Awwww, she is adorable.


----------



## iamdbf (Aug 28, 2008)

So cute! it looks like a dark grey version of my friends little sisters hamster poler. He was white, and just as cute. COngrats on ur new pet.


----------



## Vortex (Aug 28, 2008)

Hehe thanks every one, she is sooo sweet too! she loves to sit in my hands and stuff her little face :lol:


----------



## LizardGirl (Aug 25, 2008)

Aha, what a sweet little Campbell's! I've had two of that breed and they were very friendly. Right now I've got a Russian WW and she's nice and chunky too. :lol:


----------



## Vortex (Aug 28, 2008)

haha, whats your hamsters name LG?


----------



## LizardGirl (Aug 25, 2008)

At the moment I have Dot. There was a Dip, but now... it's literally Dip IN Dot. :? 

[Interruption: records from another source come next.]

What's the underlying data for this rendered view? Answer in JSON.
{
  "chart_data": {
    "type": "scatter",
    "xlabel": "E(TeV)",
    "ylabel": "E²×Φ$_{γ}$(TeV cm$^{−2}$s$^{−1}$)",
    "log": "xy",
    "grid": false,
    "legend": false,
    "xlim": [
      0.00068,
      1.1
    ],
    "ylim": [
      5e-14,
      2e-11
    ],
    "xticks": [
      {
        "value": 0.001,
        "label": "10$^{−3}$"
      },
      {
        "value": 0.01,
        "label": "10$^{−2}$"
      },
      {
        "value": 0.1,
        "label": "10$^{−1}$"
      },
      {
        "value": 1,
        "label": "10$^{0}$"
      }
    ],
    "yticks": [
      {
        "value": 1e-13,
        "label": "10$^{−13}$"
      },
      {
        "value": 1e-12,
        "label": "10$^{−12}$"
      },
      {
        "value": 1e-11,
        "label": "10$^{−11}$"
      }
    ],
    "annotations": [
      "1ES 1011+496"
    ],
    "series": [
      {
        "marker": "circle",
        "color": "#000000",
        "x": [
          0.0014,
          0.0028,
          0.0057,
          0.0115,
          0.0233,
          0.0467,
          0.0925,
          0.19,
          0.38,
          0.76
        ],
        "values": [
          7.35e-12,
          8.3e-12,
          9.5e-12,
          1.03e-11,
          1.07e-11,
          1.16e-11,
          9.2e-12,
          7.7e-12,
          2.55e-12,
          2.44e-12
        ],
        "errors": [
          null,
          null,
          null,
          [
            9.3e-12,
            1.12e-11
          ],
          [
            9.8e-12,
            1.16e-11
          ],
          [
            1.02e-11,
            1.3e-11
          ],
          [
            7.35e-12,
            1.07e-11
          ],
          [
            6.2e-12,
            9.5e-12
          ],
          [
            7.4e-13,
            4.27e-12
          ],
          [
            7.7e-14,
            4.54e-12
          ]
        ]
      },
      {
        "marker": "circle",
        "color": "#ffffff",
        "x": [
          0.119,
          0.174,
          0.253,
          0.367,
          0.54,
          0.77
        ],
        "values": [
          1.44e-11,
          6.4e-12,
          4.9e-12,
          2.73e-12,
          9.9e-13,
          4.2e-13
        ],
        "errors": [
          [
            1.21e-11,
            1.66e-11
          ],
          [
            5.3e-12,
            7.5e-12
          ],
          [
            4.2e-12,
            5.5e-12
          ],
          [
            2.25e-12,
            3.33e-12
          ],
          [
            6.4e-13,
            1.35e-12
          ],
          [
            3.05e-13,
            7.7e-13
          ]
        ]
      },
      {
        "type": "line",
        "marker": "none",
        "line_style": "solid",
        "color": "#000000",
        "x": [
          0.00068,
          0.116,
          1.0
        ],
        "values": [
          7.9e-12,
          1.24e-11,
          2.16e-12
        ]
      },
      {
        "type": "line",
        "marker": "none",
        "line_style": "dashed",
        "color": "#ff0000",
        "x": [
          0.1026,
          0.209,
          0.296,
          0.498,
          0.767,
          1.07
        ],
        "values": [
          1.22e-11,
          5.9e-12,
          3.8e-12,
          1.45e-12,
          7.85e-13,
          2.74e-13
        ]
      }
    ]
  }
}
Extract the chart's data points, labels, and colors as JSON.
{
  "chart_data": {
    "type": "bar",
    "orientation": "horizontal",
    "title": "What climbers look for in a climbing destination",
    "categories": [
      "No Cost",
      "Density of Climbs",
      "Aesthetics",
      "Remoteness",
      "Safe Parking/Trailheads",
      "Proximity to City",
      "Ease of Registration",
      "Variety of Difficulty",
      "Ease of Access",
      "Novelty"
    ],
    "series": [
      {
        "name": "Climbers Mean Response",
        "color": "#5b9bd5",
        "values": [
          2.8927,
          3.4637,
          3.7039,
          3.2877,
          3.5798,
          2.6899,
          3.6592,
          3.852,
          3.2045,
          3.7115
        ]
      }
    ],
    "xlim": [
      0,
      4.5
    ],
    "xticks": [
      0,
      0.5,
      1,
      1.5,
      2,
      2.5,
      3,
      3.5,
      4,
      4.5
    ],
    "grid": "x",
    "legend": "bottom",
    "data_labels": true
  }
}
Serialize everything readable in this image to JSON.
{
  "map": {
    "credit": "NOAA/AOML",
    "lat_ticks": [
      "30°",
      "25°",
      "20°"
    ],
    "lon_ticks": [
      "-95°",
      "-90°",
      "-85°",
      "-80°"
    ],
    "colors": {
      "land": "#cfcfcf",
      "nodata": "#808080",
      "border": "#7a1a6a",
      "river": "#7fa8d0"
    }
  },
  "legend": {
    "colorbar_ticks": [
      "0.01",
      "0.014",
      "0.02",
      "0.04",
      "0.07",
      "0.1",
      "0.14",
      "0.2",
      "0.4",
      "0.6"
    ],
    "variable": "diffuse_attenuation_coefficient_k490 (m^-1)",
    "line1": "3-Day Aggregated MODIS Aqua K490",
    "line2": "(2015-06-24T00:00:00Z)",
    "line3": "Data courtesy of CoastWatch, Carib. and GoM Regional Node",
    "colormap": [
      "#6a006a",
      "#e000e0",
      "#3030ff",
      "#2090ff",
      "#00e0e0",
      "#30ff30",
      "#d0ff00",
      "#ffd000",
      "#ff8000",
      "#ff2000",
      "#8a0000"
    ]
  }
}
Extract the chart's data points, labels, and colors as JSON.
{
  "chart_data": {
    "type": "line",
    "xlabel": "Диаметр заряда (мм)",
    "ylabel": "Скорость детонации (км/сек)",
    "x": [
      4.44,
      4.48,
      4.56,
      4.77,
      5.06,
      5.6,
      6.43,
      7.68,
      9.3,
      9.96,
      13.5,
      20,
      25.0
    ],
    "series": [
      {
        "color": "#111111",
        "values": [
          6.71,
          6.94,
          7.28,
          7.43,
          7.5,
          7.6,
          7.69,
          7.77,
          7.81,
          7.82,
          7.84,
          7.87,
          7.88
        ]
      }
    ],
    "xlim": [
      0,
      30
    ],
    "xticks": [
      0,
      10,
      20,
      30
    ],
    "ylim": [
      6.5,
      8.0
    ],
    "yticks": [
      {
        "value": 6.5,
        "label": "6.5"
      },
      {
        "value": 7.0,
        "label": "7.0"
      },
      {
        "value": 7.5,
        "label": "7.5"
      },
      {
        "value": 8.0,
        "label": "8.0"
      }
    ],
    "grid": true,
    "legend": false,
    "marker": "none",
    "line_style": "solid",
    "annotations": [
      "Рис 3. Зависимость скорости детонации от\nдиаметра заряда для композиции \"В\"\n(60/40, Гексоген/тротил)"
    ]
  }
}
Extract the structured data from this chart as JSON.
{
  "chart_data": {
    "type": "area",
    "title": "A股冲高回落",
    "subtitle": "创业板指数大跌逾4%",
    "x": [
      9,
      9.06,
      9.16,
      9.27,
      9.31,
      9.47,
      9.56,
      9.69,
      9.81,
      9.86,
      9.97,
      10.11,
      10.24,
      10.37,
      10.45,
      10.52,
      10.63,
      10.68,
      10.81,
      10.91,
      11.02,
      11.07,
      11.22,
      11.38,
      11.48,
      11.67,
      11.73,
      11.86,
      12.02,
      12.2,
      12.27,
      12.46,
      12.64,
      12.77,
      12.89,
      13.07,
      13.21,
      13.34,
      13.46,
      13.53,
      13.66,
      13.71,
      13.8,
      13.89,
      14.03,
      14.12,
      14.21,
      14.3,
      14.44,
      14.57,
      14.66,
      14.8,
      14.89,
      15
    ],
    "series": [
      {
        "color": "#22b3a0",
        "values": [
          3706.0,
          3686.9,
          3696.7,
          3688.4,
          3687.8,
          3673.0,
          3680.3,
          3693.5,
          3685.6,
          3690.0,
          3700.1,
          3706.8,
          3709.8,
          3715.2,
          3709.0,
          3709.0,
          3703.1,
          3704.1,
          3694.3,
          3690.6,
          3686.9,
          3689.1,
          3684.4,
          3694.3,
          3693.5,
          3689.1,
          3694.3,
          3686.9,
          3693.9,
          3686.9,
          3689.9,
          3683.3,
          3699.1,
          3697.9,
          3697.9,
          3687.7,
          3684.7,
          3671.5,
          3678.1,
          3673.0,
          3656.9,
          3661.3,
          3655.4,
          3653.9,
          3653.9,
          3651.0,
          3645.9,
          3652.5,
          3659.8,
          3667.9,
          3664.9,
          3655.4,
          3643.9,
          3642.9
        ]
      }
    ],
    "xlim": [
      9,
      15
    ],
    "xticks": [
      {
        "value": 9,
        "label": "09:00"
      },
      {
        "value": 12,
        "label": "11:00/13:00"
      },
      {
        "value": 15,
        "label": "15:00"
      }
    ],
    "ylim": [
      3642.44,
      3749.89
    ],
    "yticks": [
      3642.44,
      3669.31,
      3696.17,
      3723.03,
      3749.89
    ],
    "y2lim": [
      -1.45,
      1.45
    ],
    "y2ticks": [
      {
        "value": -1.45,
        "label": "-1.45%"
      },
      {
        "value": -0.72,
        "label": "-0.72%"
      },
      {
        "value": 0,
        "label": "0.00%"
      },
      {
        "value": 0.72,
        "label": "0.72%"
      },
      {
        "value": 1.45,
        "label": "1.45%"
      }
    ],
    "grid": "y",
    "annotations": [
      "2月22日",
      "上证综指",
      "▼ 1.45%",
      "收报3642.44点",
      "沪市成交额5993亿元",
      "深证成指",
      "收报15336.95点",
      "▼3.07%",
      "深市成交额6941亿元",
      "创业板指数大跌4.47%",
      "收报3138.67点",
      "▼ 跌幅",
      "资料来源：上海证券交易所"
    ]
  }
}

I've also got a bajillion mice but they aren't hammies!


----------



## Vortex (Aug 28, 2008)

sorry and dip, thats so sad!


----------



## Vortex (Aug 28, 2008)

oops sorry *about* dip. i need typeing lessons


----------



## sagesmommy (Sep 25, 2008)

awww! too cute!


----------



## payge (Aug 30, 2008)

way to cute i did not know they got that big..but then again i only ever see the tiny ones at the pet store.


----------



## Gnarly (Aug 29, 2008)

Awwww!!! She is gorgeous. 

I love hammies! I don't have one of my own, but my friend has three very sweet ladies.


----------